Quello che fanno le donne di Rawa è straordinario. In una condizione tremenda come quella che vivono le donne in Afghanistan riuscire a progettare e a realizzare iniziative come quelle di Rawa - corsi di alfabetizzazione, apertura di scuole, gruppi sui temi dei diritti, della salute e della democrazia - è il segno tangibile di come le donne, con la forza della ragione e quella della volontà, possano continuare a lottare contro il fondamentalismo e l'oppressione. Nel ringraziare le donne di Rawa per l'esempio che ci danno, confermiamo il nostro sostegno e il nostro impegno per far sì che, anche attraverso il Cisda, i vostri progetti e il vostro sogno di un Afghanistan democratico e con pari opportunità tra uomini e donne possa realizzarsi".

 

Le Donne in nero sostengono le donne afghane di Rawa fin dal 1999 con relazioni dirette, viaggi, incontri e sostegno a campagne di finanziamento.

 

Dal 2004 è attivo il Coordinamento italiano sostegno donne afghane (Cisda), su iniziativa di Donne in nero, associazioni femminili e donne singole, costituito in onlus per promuovere progetti di cooperazione internazionale a favore delle donne afghane.

 

Rawa lotta da trent'anni per la difesa dei diritti delle donne nell'ambito di uno stato laico e democratico, libero da fondamentalismi. La fondatrice, Meena, è stata assassinata nel 1987 dagli agenti afghani dell'allora Kgb. Da allora il destino delle opposizioni democratiche non è cambiato. Ancora oggi Rawa è costretta a lavorare in clandestinità, con grave rischio della vita per le attiviste.

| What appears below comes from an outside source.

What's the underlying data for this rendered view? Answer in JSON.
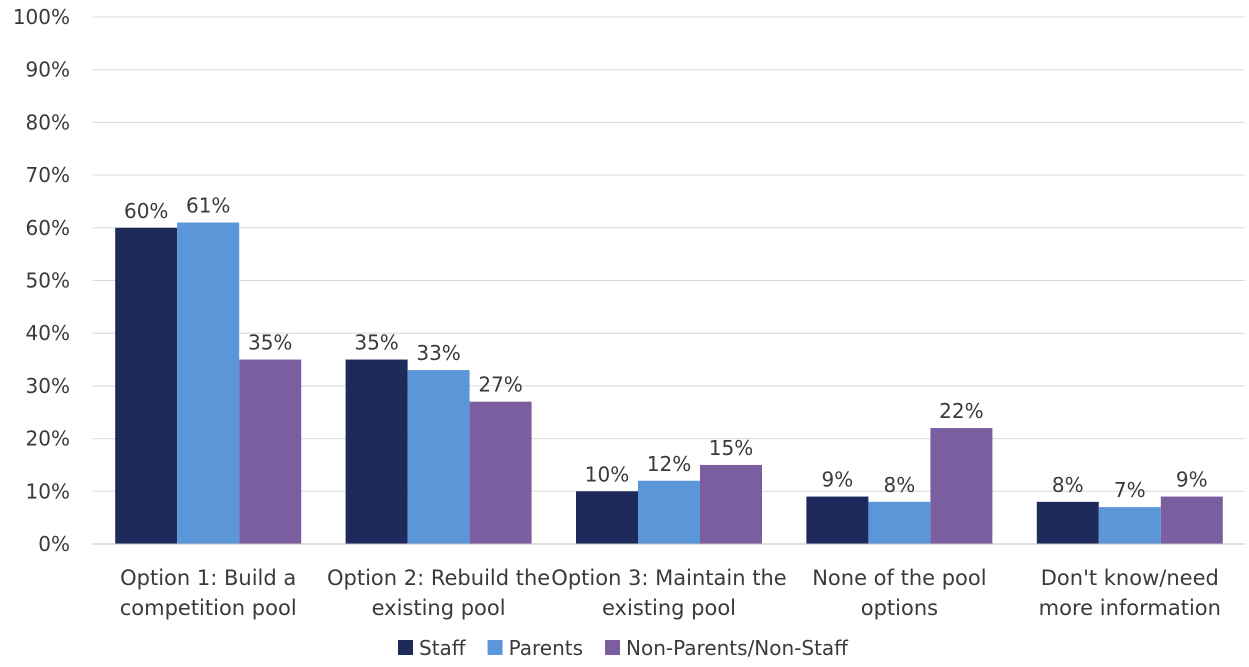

Rawa è attiva sia sul piano sociale che politico. Numerose sono le attività sociali che le attiviste svolgono nel campo dell'istruzione, dell'assistenza sanitaria, del microcredito per attività artigianali delle donne, mentre continuano a denunciare le violenze e le violazioni dei diritti umani, testimoniate nel sito www.rawa.org, che sono riuscite a costruire da autodidatte.

 

Dopo gli ultimi otto anni di guerra al terrorismo, con migliaia di morti in gran parte civili, la situazione in Afghanistan è peggiorata, con la povertà che colpisce l'80% della popolazione, la mancata ricostruzione civile e l'aumento della produzione di oppio, arrivata ormai al 93% di tutto quello prodotto nel mondo.

 

La condizione delle donne afghane non è migliorata. Anzi, il tasso di rapimenti, stupri, vendita delle figlie, matrimoni forzati, prostituzione e suicidi ha raggiunto livelli senza precedenti. Alle donne è vietato tutto - studiare, lavorare, uscire da sole - nonostante la nuova Costituzione afghana del 2004 sancisca la parità dei diritti fra uomini e donne.